Canadian Investment Review

An informed rebalancing process: institutionalizing the knowledge of institutional investors

Written by Yaelle Gang on Wednesday, May 8th, 2019 at 1:26 pm

Business, Technology, Internet and network concept . Young business man working on the tablet of the future , select the virtual screen : asset allocation © Marina Putilova / 123RF Stock PhotosAs pension plan sponsors are well aware, most of a plan’s risk is in its asset allocation. So why don’t more plans spend more time managing that risk?

Arun Muralidhar, co-founder of Mcube Investment Technologies Inc., worked for the World Bank Group’s pension fund in the 1990s but left the role before the tech bubble burst. “And when the tech bubble blew up, I was calling up my colleagues saying, ‘Please don’t rebalance back to that strategic portfolio that I put in place because it’s no longer correct or relevant given the current market situation,’” he says.

Taking advantage of technology

This inspired him to focus on working with pension funds’ chief investment officers to help them manage asset allocation dynamically, he adds, highlighting it’s not just about managing risk, but there’s an enormous amount of value to be captured through a plan’s investment structure.

Generally, pension funds have a strategic asset allocation and are allowed to go over or under a certain per cent from that asset mix. “And very few institutions have formally sat down and said, ‘Well, that plus or minus five per cent, or plus or minus ten per cent, that I might have around the strategic is an opportunity to add value, but also to manage risk if I do it well,’” says Muralidhar.

He notes most plans take no action when they’re within an acceptable range, but they transition back when the asset allocation drifts over that range. “And that’s essentially where the lightbulb came on, was after the tech bubble, it just struck us that not enough people are helping CIOs of pension funds use that discretion that they’ve been given to add value and manage risk on the single biggest risk of the fund.”

As a solution, Muralidhar has built a technology that allows pension funds to test various investment scenarios and find out what these would mean for their plan. “Literally, what we built was an internet-based platform that allowed you to test an idea in no more than one minute, without having to have any programming skills,” he says.

After a plan sponsor tests out ideas, it can program those it likes as ‘rules,’ notes Muralidhar, likening this to a GPS for a pension portfolio. The software will track the rules and, when one is triggered, it will be flagged so the plan sponsor can make a decision on whether to make changes or stay the course.

“We were trying to put discipline into the investment process around saying, ‘Make decisions based on a robust analysis. Once you’ve done your analysis, let the software do the dirty work of tracking it for you and just tell you what your ideas would result in for the portfolio today.’”

Case study

Muralidhar co-authored a paper highlighting how pension plans can use knowledge management and technology, which featured a case study of the San Bernardino County Employees’ Retirement Association pension fund, which implemented a rebalancing program in 2006. The paper’s co-authors were Sanjay Muralidhar and Donald Pierce.

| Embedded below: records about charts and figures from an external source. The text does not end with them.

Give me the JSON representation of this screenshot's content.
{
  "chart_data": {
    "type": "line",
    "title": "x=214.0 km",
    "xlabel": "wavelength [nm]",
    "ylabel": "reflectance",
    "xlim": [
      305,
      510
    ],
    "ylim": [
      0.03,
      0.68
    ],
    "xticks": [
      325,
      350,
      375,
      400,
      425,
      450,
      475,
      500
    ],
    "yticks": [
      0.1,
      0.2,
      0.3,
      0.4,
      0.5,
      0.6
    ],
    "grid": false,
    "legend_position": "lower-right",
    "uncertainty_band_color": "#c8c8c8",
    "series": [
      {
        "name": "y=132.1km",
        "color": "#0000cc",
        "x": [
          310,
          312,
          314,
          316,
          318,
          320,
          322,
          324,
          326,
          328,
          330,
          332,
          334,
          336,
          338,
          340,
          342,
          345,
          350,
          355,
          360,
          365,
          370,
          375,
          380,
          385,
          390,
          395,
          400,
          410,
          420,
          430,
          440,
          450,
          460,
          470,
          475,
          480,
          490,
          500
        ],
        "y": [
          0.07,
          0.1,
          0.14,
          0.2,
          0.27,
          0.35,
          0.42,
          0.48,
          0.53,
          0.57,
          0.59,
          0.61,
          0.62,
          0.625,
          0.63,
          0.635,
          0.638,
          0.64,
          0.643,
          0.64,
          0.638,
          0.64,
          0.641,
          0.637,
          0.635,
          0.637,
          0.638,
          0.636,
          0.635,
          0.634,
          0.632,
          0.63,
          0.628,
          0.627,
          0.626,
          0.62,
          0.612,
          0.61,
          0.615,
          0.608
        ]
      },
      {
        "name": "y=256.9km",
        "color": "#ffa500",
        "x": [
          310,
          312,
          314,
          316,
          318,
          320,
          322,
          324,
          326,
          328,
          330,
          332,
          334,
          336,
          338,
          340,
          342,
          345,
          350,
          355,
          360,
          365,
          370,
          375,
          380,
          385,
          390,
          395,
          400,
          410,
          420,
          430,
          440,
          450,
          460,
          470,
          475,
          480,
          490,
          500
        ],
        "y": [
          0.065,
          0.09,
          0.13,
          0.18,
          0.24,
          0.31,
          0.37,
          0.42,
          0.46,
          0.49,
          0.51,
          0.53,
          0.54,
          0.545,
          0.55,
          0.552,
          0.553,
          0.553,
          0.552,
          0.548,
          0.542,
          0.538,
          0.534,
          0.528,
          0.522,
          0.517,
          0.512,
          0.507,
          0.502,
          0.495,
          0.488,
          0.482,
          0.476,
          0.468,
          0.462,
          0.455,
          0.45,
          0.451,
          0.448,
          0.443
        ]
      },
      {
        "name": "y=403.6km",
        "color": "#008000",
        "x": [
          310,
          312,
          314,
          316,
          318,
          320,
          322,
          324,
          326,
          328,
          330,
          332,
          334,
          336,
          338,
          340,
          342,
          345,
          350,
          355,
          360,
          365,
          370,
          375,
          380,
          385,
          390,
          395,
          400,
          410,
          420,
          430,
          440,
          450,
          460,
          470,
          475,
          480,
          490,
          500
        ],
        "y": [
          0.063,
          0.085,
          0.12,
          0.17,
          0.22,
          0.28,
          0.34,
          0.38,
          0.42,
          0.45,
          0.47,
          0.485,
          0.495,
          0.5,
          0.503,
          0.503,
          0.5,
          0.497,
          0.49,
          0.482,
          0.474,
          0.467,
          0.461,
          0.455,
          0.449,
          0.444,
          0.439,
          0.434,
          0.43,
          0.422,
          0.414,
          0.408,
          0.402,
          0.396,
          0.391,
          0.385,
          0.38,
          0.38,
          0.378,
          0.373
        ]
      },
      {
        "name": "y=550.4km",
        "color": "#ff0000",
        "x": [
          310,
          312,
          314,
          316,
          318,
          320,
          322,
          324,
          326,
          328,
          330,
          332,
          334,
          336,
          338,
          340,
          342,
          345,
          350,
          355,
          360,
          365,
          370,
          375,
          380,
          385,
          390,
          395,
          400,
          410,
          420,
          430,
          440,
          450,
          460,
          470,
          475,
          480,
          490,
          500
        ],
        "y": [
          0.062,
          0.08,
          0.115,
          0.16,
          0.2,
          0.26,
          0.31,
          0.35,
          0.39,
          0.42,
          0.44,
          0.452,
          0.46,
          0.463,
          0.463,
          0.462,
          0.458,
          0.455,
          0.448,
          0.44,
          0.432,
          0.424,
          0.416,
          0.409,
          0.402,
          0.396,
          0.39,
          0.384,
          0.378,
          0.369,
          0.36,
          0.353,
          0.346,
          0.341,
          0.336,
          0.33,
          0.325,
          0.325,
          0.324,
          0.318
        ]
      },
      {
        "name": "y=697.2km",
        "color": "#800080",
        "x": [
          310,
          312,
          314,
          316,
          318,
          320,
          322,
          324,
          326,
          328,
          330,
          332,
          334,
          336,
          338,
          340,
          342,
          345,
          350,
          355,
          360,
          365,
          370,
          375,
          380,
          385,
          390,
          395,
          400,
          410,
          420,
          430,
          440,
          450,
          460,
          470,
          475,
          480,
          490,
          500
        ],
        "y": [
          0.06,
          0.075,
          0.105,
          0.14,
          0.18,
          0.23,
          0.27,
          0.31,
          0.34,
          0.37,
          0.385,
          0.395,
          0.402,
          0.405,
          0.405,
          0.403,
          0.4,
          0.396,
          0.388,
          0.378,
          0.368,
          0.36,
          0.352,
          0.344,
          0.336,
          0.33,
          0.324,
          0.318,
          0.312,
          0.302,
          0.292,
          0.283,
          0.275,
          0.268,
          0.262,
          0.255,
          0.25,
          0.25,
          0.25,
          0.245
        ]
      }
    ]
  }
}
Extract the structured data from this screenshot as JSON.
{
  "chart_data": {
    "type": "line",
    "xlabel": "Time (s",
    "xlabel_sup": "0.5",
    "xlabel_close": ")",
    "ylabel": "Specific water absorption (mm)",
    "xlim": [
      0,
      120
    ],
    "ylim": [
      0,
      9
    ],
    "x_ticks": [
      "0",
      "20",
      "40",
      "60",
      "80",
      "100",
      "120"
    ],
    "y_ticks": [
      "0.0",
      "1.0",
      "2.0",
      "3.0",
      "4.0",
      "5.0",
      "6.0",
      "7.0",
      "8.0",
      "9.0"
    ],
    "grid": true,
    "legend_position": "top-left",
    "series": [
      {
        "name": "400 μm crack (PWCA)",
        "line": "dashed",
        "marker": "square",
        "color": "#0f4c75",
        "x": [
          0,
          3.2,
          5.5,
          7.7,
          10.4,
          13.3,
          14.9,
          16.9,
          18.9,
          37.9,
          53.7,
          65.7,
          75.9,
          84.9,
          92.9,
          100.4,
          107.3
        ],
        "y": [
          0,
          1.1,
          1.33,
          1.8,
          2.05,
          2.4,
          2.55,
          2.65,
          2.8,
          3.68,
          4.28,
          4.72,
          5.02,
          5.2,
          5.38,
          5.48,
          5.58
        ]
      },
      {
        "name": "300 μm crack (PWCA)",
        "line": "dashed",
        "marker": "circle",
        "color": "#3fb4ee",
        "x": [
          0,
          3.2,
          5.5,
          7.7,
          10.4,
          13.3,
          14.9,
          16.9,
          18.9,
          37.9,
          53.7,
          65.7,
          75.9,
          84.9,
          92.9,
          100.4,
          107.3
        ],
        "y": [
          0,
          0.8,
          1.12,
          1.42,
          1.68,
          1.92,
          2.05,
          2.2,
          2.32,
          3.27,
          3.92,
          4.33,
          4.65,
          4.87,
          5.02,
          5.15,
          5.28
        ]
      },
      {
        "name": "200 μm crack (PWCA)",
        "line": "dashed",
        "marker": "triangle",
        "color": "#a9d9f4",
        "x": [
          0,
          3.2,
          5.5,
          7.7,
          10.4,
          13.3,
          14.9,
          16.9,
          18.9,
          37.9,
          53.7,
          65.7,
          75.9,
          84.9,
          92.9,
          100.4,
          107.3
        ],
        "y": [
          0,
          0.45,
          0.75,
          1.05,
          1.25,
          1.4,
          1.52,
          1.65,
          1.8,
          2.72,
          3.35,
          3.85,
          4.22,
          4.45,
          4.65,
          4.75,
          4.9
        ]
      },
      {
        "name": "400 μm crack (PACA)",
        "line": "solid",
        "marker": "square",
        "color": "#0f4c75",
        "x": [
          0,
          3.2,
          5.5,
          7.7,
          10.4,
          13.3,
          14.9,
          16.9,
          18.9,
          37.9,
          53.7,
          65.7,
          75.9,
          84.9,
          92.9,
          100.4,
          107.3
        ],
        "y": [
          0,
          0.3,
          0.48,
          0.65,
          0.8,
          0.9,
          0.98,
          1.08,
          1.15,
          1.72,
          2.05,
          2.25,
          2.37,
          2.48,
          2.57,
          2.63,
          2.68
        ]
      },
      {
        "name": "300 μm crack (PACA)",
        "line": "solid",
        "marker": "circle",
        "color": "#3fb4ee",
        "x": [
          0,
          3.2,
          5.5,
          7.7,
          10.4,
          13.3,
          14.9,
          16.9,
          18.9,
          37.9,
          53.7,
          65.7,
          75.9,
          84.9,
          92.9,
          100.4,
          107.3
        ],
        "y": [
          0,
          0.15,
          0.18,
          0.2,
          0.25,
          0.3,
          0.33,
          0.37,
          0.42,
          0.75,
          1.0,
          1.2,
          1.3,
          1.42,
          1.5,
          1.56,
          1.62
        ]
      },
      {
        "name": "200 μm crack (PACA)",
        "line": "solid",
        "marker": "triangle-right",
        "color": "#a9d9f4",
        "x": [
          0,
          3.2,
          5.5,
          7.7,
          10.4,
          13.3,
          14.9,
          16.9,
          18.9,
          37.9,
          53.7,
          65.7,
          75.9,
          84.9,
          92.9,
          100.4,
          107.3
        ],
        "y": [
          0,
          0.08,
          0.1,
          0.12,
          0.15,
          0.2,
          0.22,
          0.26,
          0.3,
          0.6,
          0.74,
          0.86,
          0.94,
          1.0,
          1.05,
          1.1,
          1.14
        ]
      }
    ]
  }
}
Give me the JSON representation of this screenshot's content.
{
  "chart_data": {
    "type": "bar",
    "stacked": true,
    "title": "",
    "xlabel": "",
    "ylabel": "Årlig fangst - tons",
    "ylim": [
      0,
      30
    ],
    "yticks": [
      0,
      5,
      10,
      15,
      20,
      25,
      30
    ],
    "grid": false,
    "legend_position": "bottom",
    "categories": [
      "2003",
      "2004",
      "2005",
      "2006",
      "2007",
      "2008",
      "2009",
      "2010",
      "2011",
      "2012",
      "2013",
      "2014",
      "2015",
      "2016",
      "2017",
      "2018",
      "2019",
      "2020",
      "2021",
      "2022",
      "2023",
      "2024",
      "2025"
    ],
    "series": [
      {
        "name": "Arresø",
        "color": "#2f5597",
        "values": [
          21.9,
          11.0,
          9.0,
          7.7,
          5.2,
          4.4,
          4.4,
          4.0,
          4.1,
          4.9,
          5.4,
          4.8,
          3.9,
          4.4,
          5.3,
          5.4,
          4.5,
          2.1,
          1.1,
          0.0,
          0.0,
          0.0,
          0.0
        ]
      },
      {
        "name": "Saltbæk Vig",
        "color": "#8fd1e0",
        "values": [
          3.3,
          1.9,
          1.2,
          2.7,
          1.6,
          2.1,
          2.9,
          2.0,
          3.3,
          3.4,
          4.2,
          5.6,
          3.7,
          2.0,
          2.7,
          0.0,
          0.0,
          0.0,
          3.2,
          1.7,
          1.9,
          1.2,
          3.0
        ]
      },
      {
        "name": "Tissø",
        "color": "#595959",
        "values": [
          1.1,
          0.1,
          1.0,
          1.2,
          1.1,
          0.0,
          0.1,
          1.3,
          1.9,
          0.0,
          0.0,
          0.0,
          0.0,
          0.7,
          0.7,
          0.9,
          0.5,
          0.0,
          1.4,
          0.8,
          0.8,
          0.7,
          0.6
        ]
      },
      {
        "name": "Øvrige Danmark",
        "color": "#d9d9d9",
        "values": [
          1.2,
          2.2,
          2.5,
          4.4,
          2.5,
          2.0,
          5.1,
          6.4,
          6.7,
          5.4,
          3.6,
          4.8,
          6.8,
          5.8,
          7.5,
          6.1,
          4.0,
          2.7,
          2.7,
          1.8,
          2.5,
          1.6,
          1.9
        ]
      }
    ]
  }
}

The SBCERA  had about $10.3 billion in assets under management as of Oct. 31, 2018. Between June 2006 and October 2018, this informed rebalancing increased the total portfolio return by 1.24 per cent per annum, or about $985 million in added value since its inception.

The way to know added value was tied to the informed rebalancing is because the positions were implemented using futures, Muralidhar says.

When implementing the new system, the board didn’t want to change the turnover rate of the portfolio, says Pierce, who is also CIO of the SBCERA. “And so they effectively said, ‘If you’re going to replace the plus or minus three per cent range base rebalancing that we currently have, it can’t be with something that trades a lot more than that,’” he says.

The SBCERA followed this criteria during implementation, so it interacted with the market at the same rate as before, but did so through decision processes instead of letting the market move it around, says Pierce.

The paper also highlighted that a key part of this program is ensuring a staff member  is responsible and empowered to take over the process. During the time the program was in place at SBCERA, the plan also experienced senior staff turnover, but this didn’t affect the informed rebalancing program.

Using a knowledge management tool for rebalancing helped turn data and knowledge into a rigorous and repeatable process, the paper said.

Late 2018 was a reminder

While this idea isn’t new, the end of 2018 was a reminder about the risk of asset allocation, says Muralidhar. “I think 2018 really awakened people to the risk of asset allocation because one of the challenges you have is if the Federal Reserve bank in the U.S. and all the central banks are lowering rates and sort of propping up the stock market, then just having your regular portfolio you have a pretty sizeable return, so you don’t need to work a lot harder for it.

“But I think in 2018, when people’s portfolios had a negative return because the underlying assets underperformed, that’s when a program like this — if it generates positive value — is actually helping you improve your overall outcomes, and it’s also risk management.”

It’s difficult to find returns and plans need to step out of their traditional boxes, he says. “And this is an easy one because it doesn’t require you to fire any manager, it doesn’t require you to change a policy, it just requires you to change an existing process that you had.”